Après de brèves études de droit, Edgar Degas est reçu en 1855 à l’École nationale supérieure des beaux-arts de Paris, mais il fréquente plus volontiers l’atelier privé d’un élève d’Ingres, Louis Lamothe, qui le présente au maître. Entre 1856 et 1859, le jeune élève séjourne plusieurs fois en Italie, copiant les maîtres de la Renaissance dans les musées de Naples, de Florence et de Rome où il se lie d’amitié avec son aîné Gustave Moreau.
À son retour d’Italie, ce fervent admirateur d’Ingres et de Delacroix, nourri de la leçon des maîtres anciens, s’essaie d’abord brièvement à la peinture d’Histoire qu’il cherche à ranimer. Il trouve finalement sa propre voie en transcendant la réalité contemporaine par la liberté de l’expression et la place fondamentale accordée à la lumière.
La transition effectuée par Degas vers la modernité, après ses premières années académiques et réalistes, s’amorce vers 1865, lorsqu’il délaisse définitivement la peinture d’Histoire et commence à s’intéresser à la représentation de sujets contemporains. Les courses hippiques ainsi que les sujets liés à la musique font leur apparition dans la seconde moitié des années 1860.
Les danseuses qui feront sa gloire apparaissent quant à elles, pour la première fois en 1870 dans L’Orchestre de l’Opéra (ill.1) où le prétexte d’un portrait de son ami musicien Désiré Dihau est l’occasion de peindre des danseuses au fond de la scène. Degas n’aura alors de cesse de chercher à saisir l’expression et le mouvement des danseuses, mettant l’accent sur les torsions du corps et les déformations du visage résultant de la souffrance et de l’épuisement.
Notre feuille est une étude préparatoire à la Répétition d’un ballet sur la Scène, troisième version d’une composition imaginée par Degas en 1874. La première version est une peinture en grisaille exposée en 1874 lors de la première exposition impressionniste qui fait aujourd’hui partie des collections du musée d’Orsay (ill.2). Les deux autres interprétations sont une peinture à l’essence (ill.3) et un pastel (ill.4) conservés au Metropolitan Museum à New-York. La critique historique a démontré que le tableau d’Orsay est le plus ancien, les deux œuvres du Metropolitan étant des variations postérieures, exécutées la même année. Notre dessin met en lumière les recherches de l’artiste pour modifier sa composition. Dans la peinture à l’essence du Metropolitan, la danseuse a les deux bras autour de la nuque comme au recto de notre dessin ; mais dans le pastel, elle n’a plus qu’un bras comme dans l’esquisse au verso et celle en travers du recto. Ainsi, notre feuille, qui montre les recherches de Degas pour passer d’une composition à l’autre, prépare le pastel. Exposée à Paris en 1879, l’œuvre finale est admirée par Gauguin qui tenta en vain de l’acheter.

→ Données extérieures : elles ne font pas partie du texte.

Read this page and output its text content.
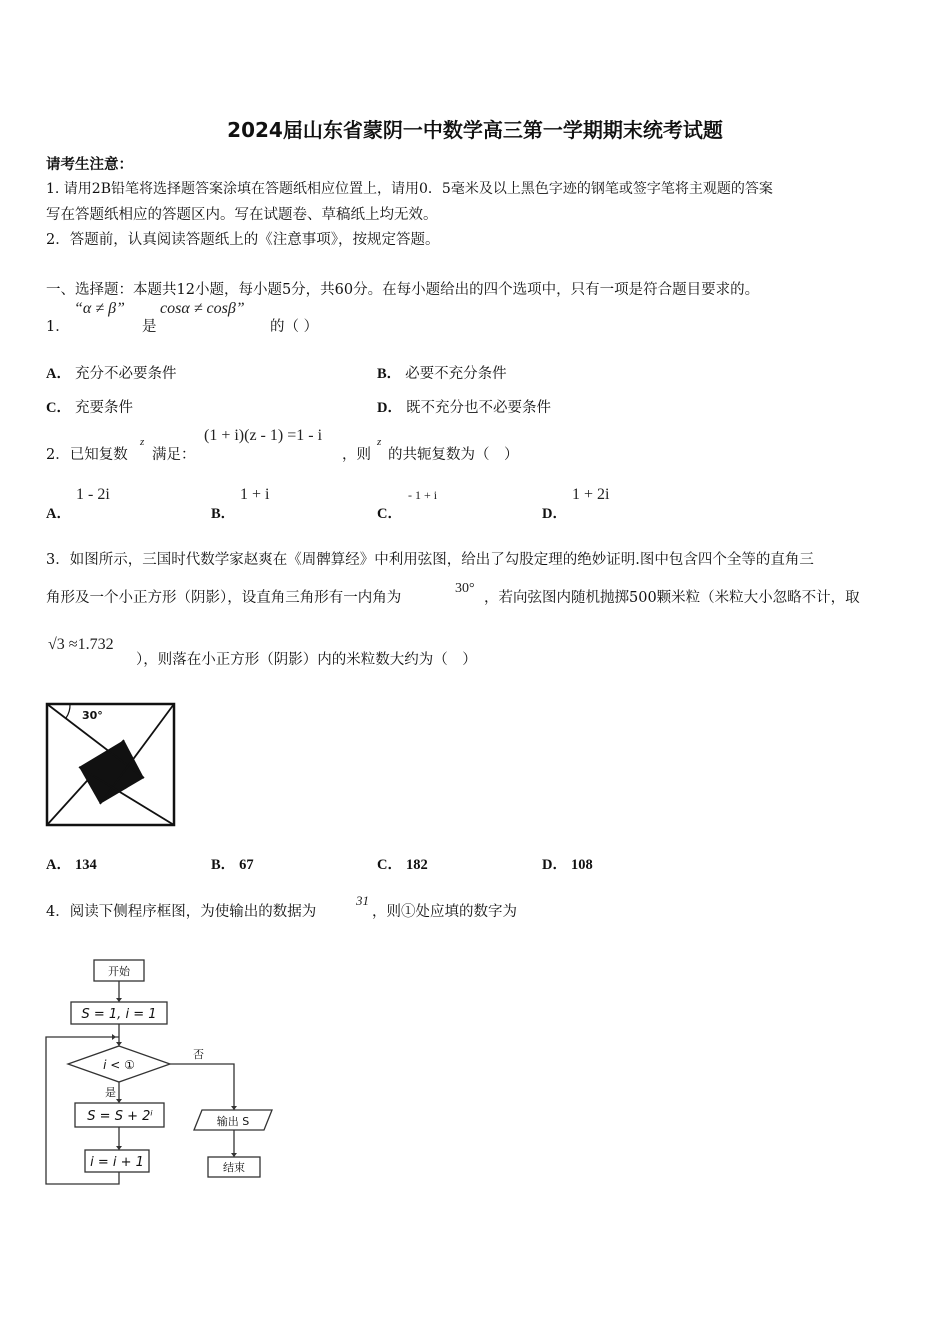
2024届山东省蒙阴一中数学高三第一学期期末统考试题
请考生注意：
1. 请用2B铅笔将选择题答案涂填在答题纸相应位置上，请用0．5毫米及以上黑色字迹的钢笔或签字笔将主观题的答案
写在答题纸相应的答题区内。写在试题卷、草稿纸上均无效。
2．答题前，认真阅读答题纸上的《注意事项》，按规定答题。
一、选择题：本题共12小题，每小题5分，共60分。在每小题给出的四个选项中，只有一项是符合题目要求的。
1．
“α ≠ β”
是
cosα ≠ cosβ”
的（ ）
A． 充分不必要条件	B． 必要不充分条件
C． 充要条件	D． 既不充分也不必要条件
2．已知复数
z
满足：
(1 + i)(z - 1) =1 - i
，则
z
的共轭复数为（　）
A．
1 - 2i
B．
1 + i
C．
- 1 + i
D．
1 + 2i
3．如图所示，三国时代数学家赵爽在《周髀算经》中利用弦图，给出了勾股定理的绝妙证明.图中包含四个全等的直角三
角形及一个小正方形（阴影），设直角三角形有一内角为
30°
，若向弦图内随机抛掷500颗米粒（米粒大小忽略不计，取
√3 ≈1.732
），则落在小正方形（阴影）内的米粒数大约为（　）
30°
A． 134	B． 67	C． 182	D． 108
4．阅读下侧程序框图，为使输出的数据为
31
，则①处应填的数字为
开始
S = 1, i = 1
i < ①
是
否
S = S + 2ⁱ
i = i + 1
输出 S
结束
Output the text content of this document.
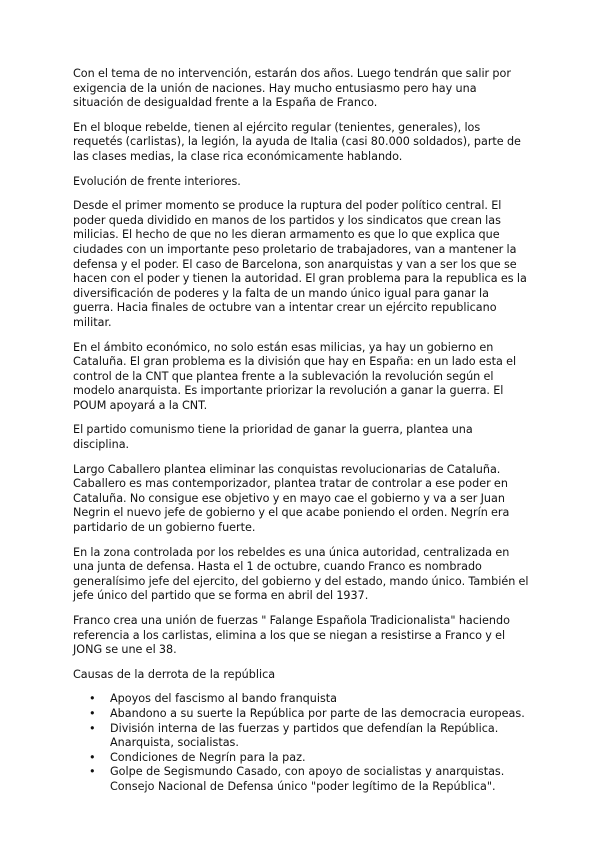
Con el tema de no intervención, estarán dos años. Luego tendrán que salir por exigencia de la unión de naciones. Hay mucho entusiasmo pero hay una situación de desigualdad frente a la España de Franco.

En el bloque rebelde, tienen al ejército regular (tenientes, generales), los requetés (carlistas), la legión, la ayuda de Italia (casi 80.000 soldados), parte de las clases medias, la clase rica económicamente hablando.

Evolución de frente interiores.

Desde el primer momento se produce la ruptura del poder político central. El poder queda dividido en manos de los partidos y los sindicatos que crean las milicias. El hecho de que no les dieran armamento es que lo que explica que ciudades con un importante peso proletario de trabajadores, van a mantener la defensa y el poder. El caso de Barcelona, son anarquistas y van a ser los que se hacen con el poder y tienen la autoridad. El gran problema para la republica es la diversificación de poderes y la falta de un mando único igual para ganar la guerra. Hacia finales de octubre van a intentar crear un ejército republicano militar.

En el ámbito económico, no solo están esas milicias, ya hay un gobierno en Cataluña. El gran problema es la división que hay en España: en un lado esta el control de la CNT que plantea frente a la sublevación la revolución según el modelo anarquista. Es importante priorizar la revolución a ganar la guerra. El POUM apoyará a la CNT.

El partido comunismo tiene la prioridad de ganar la guerra, plantea una disciplina.

Largo Caballero plantea eliminar las conquistas revolucionarias de Cataluña. Caballero es mas contemporizador, plantea tratar de controlar a ese poder en Cataluña. No consigue ese objetivo y en mayo cae el gobierno y va a ser Juan Negrin el nuevo jefe de gobierno y el que acabe poniendo el orden. Negrín era partidario de un gobierno fuerte.

En la zona controlada por los rebeldes es una única autoridad, centralizada en una junta de defensa. Hasta el 1 de octubre, cuando Franco es nombrado generalísimo jefe del ejercito, del gobierno y del estado, mando único. También el jefe único del partido que se forma en abril del 1937.

Franco crea una unión de fuerzas " Falange Española Tradicionalista" haciendo referencia a los carlistas, elimina a los que se niegan a resistirse a Franco y el JONG se une el 38.

Causas de la derrota de la república

• Apoyos del fascismo al bando franquista
• Abandono a su suerte la República por parte de las democracia europeas.
• División interna de las fuerzas y partidos que defendían la República. Anarquista, socialistas.
• Condiciones de Negrín para la paz.
• Golpe de Segismundo Casado, con apoyo de socialistas y anarquistas. Consejo Nacional de Defensa único "poder legítimo de la República".
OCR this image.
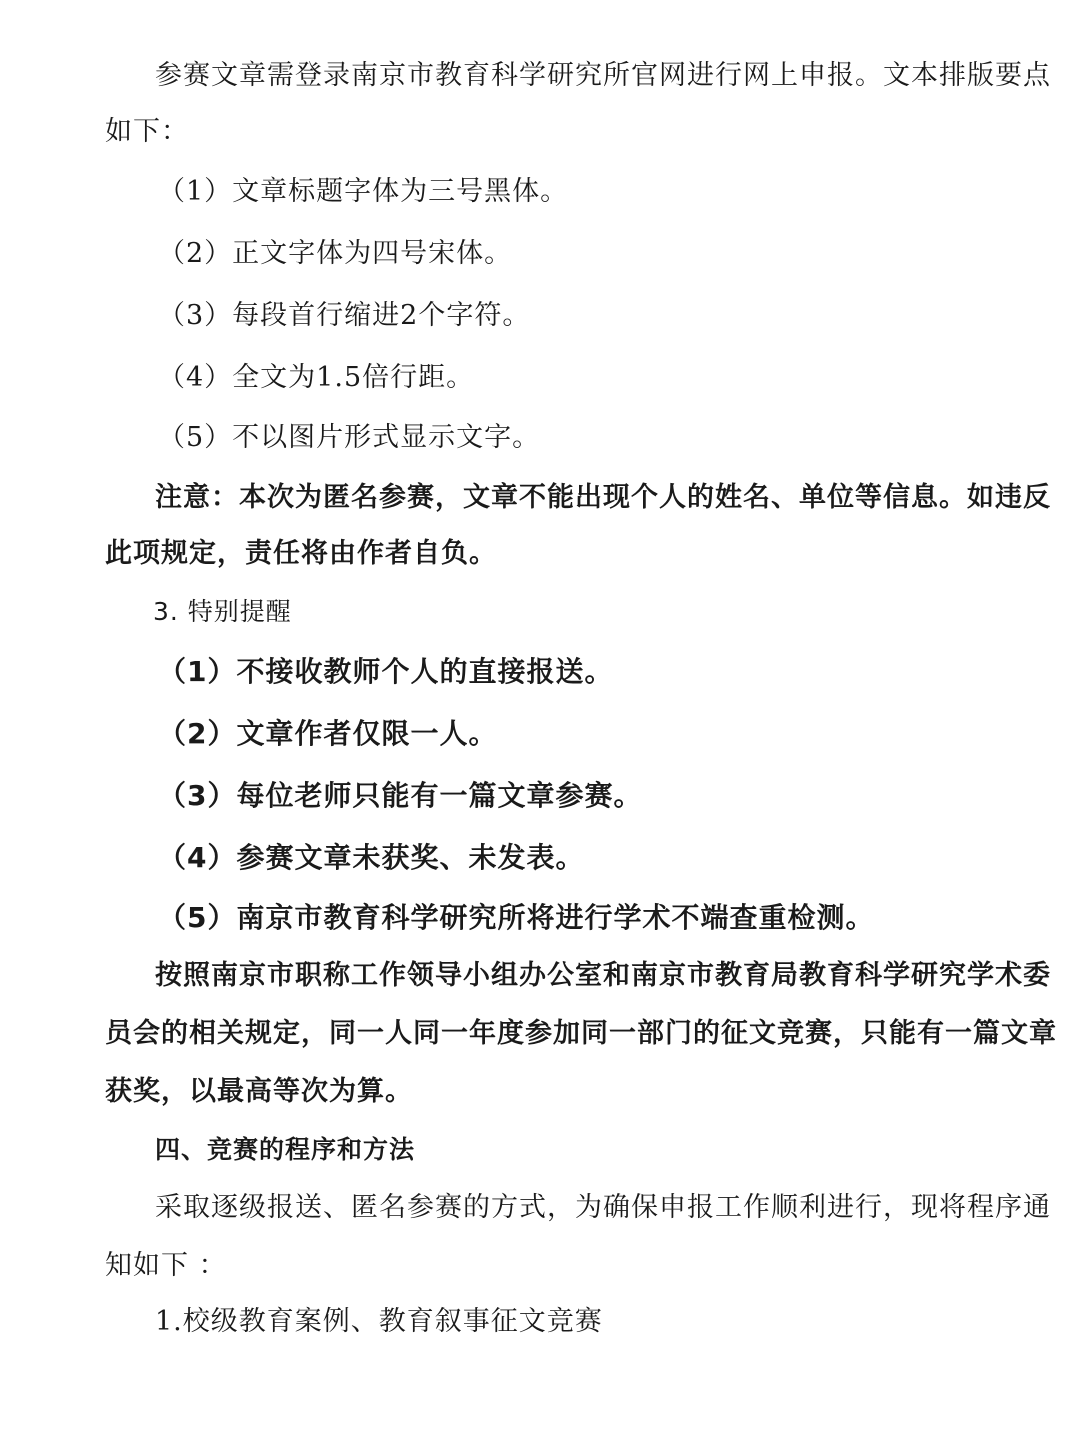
参赛文章需登录南京市教育科学研究所官网进行网上申报。文本排版要点
如下：
（1）文章标题字体为三号黑体。
（2）正文字体为四号宋体。
（3）每段首行缩进2个字符。
（4）全文为1.5倍行距。
（5）不以图片形式显示文字。
注意：本次为匿名参赛，文章不能出现个人的姓名、单位等信息。如违反
此项规定，责任将由作者自负。
3. 特别提醒
（1）不接收教师个人的直接报送。
（2）文章作者仅限一人。
（3）每位老师只能有一篇文章参赛。
（4）参赛文章未获奖、未发表。
（5）南京市教育科学研究所将进行学术不端查重检测。
按照南京市职称工作领导小组办公室和南京市教育局教育科学研究学术委
员会的相关规定，同一人同一年度参加同一部门的征文竞赛，只能有一篇文章
获奖，以最高等次为算。
四、竞赛的程序和方法
采取逐级报送、匿名参赛的方式，为确保申报工作顺利进行，现将程序通
知如下 ：
1.校级教育案例、教育叙事征文竞赛
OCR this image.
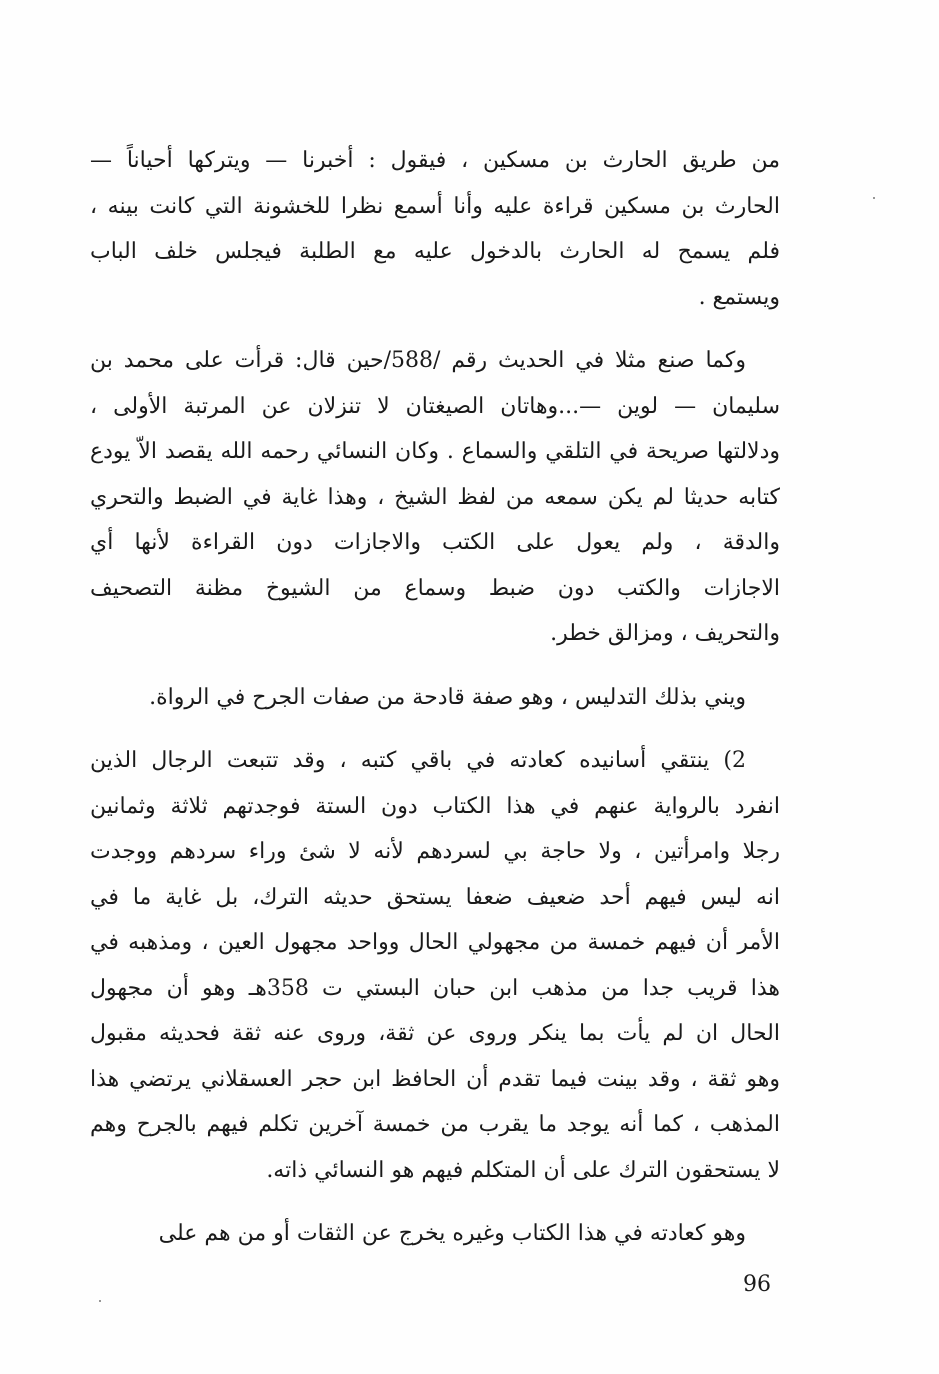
من طريق الحارث بن مسكين ، فيقول : أخبرنا — ويتركها أحياناً —
الحارث بن مسكين قراءة عليه وأنا أسمع نظرا للخشونة التي كانت بينه ،
فلم يسمح له الحارث بالدخول عليه مع الطلبة فيجلس خلف الباب
ويستمع .
وكما صنع مثلا في الحديث رقم /588/حين قال: قرأت على محمد بن
سليمان — لوين —...وهاتان الصيغتان لا تنزلان عن المرتبة الأولى ،
ودلالتها صريحة في التلقي والسماع . وكان النسائي رحمه الله يقصد الاّ يودع
كتابه حديثا لم يكن سمعه من لفظ الشيخ ، وهذا غاية في الضبط والتحري
والدقة ، ولم يعول على الكتب والاجازات دون القراءة لأنها أي
الاجازات والكتب دون ضبط وسماع من الشيوخ مظنة التصحيف
والتحريف ، ومزالق خطر.
ويني بذلك التدليس ، وهو صفة قادحة من صفات الجرح في الرواة.
2) ينتقي أسانيده كعادته في باقي كتبه ، وقد تتبعت الرجال الذين
انفرد بالرواية عنهم في هذا الكتاب دون الستة فوجدتهم ثلاثة وثمانين
رجلا وامرأتين ، ولا حاجة بي لسردهم لأنه لا شئ وراء سردهم ووجدت
انه ليس فيهم أحد ضعيف ضعفا يستحق حديثه الترك، بل غاية ما في
الأمر أن فيهم خمسة من مجهولي الحال وواحد مجهول العين ، ومذهبه في
هذا قريب جدا من مذهب ابن حبان البستي ت 358هـ وهو أن مجهول
الحال ان لم يأت بما ينكر وروى عن ثقة، وروى عنه ثقة فحديثه مقبول
وهو ثقة ، وقد بينت فيما تقدم أن الحافظ ابن حجر العسقلاني يرتضي هذا
المذهب ، كما أنه يوجد ما يقرب من خمسة آخرين تكلم فيهم بالجرح وهم
لا يستحقون الترك على أن المتكلم فيهم هو النسائي ذاته.
وهو كعادته في هذا الكتاب وغيره يخرج عن الثقات أو من هم على
96
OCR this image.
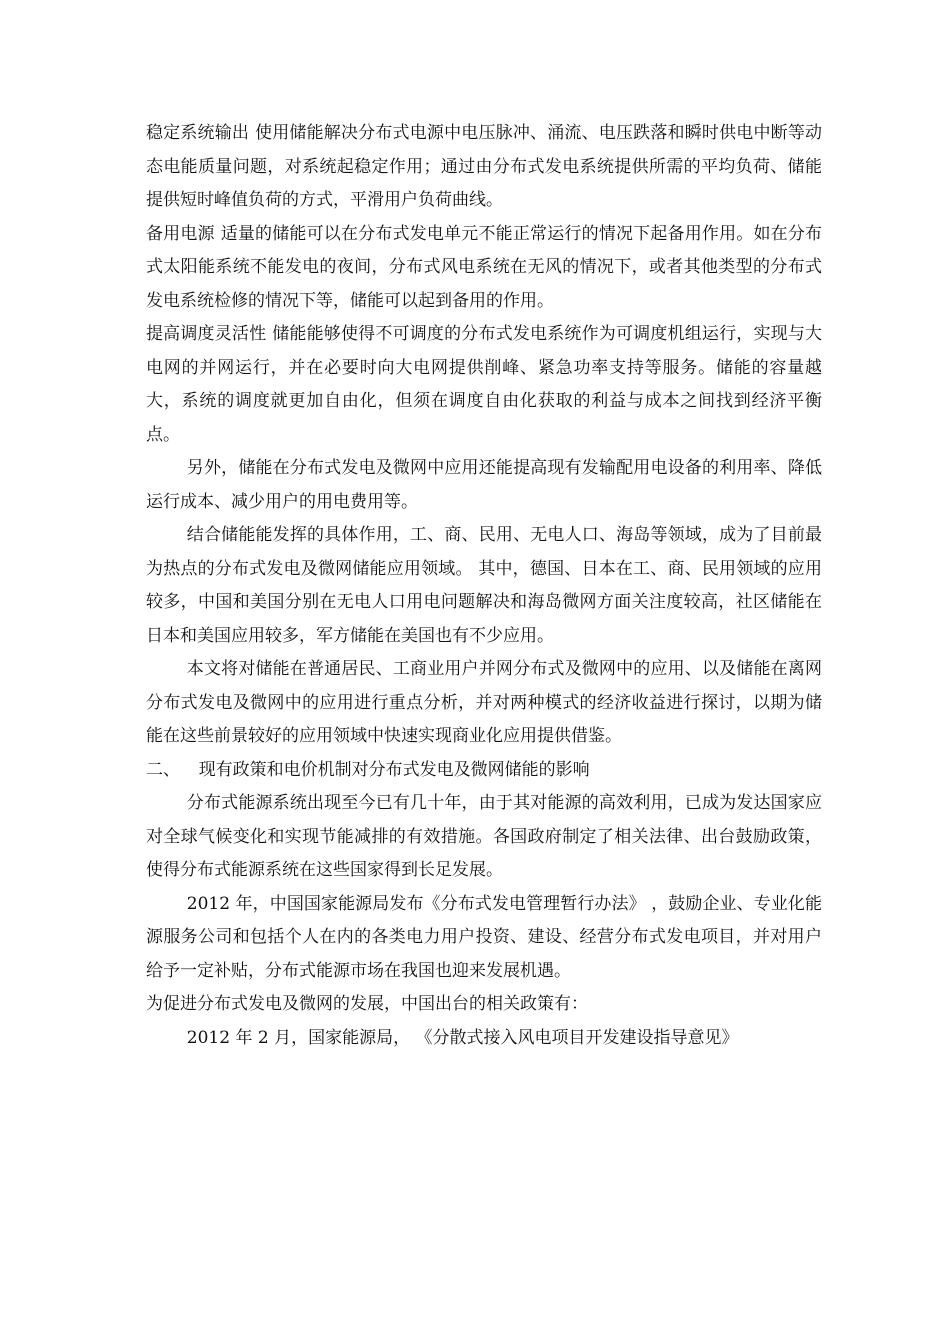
稳定系统输出 使用储能解决分布式电源中电压脉冲、涌流、电压跌落和瞬时供电中断等动态电能质量问题，对系统起稳定作用；通过由分布式发电系统提供所需的平均负荷、储能提供短时峰值负荷的方式，平滑用户负荷曲线。

备用电源 适量的储能可以在分布式发电单元不能正常运行的情况下起备用作用。如在分布式太阳能系统不能发电的夜间，分布式风电系统在无风的情况下，或者其他类型的分布式发电系统检修的情况下等，储能可以起到备用的作用。

提高调度灵活性 储能能够使得不可调度的分布式发电系统作为可调度机组运行，实现与大电网的并网运行，并在必要时向大电网提供削峰、紧急功率支持等服务。储能的容量越大，系统的调度就更加自由化，但须在调度自由化获取的利益与成本之间找到经济平衡点。

另外，储能在分布式发电及微网中应用还能提高现有发输配用电设备的利用率、降低运行成本、减少用户的用电费用等。

结合储能能发挥的具体作用，工、商、民用、无电人口、海岛等领域，成为了目前最为热点的分布式发电及微网储能应用领域。 其中，德国、日本在工、商、民用领域的应用较多，中国和美国分别在无电人口用电问题解决和海岛微网方面关注度较高，社区储能在日本和美国应用较多，军方储能在美国也有不少应用。

本文将对储能在普通居民、工商业用户并网分布式及微网中的应用、以及储能在离网分布式发电及微网中的应用进行重点分析，并对两种模式的经济收益进行探讨，以期为储能在这些前景较好的应用领域中快速实现商业化应用提供借鉴。

二、 现有政策和电价机制对分布式发电及微网储能的影响

分布式能源系统出现至今已有几十年，由于其对能源的高效利用，已成为发达国家应对全球气候变化和实现节能减排的有效措施。各国政府制定了相关法律、出台鼓励政策，使得分布式能源系统在这些国家得到长足发展。

2012 年，中国国家能源局发布《分布式发电管理暂行办法》 ，鼓励企业、专业化能源服务公司和包括个人在内的各类电力用户投资、建设、经营分布式发电项目，并对用户给予一定补贴，分布式能源市场在我国也迎来发展机遇。

为促进分布式发电及微网的发展，中国出台的相关政策有：

2012 年 2 月，国家能源局， 《分散式接入风电项目开发建设指导意见》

Techniquement, notre dessin permet également d’observer l’évolution du style graphique de l’artiste. D’une part, l’utilisation de la mine de plomb, la perfection du dessin et la justesse des contours rappellent les premières années de sa carrière. D’autre part, l’expression du visage et le mouvement du corps annoncent les années impressionnistes. Des hachures ondulantes apparaissent aussi dans notre dessin. Elles seront par la suite systématiquement employées par l’artiste dans ses pastels ou fusains. Degas fut un dessinateur très prolifique qui accorda une grande importance à l’élaboration de ses compositions en multipliant les études sur papier. Son œuvre graphique reflète ainsi l’étendue et la richesse de son évolution artistique où la précision absolue du trait laisse petit à petit place à une définition de plus en plus relâchée et vibrante des formes.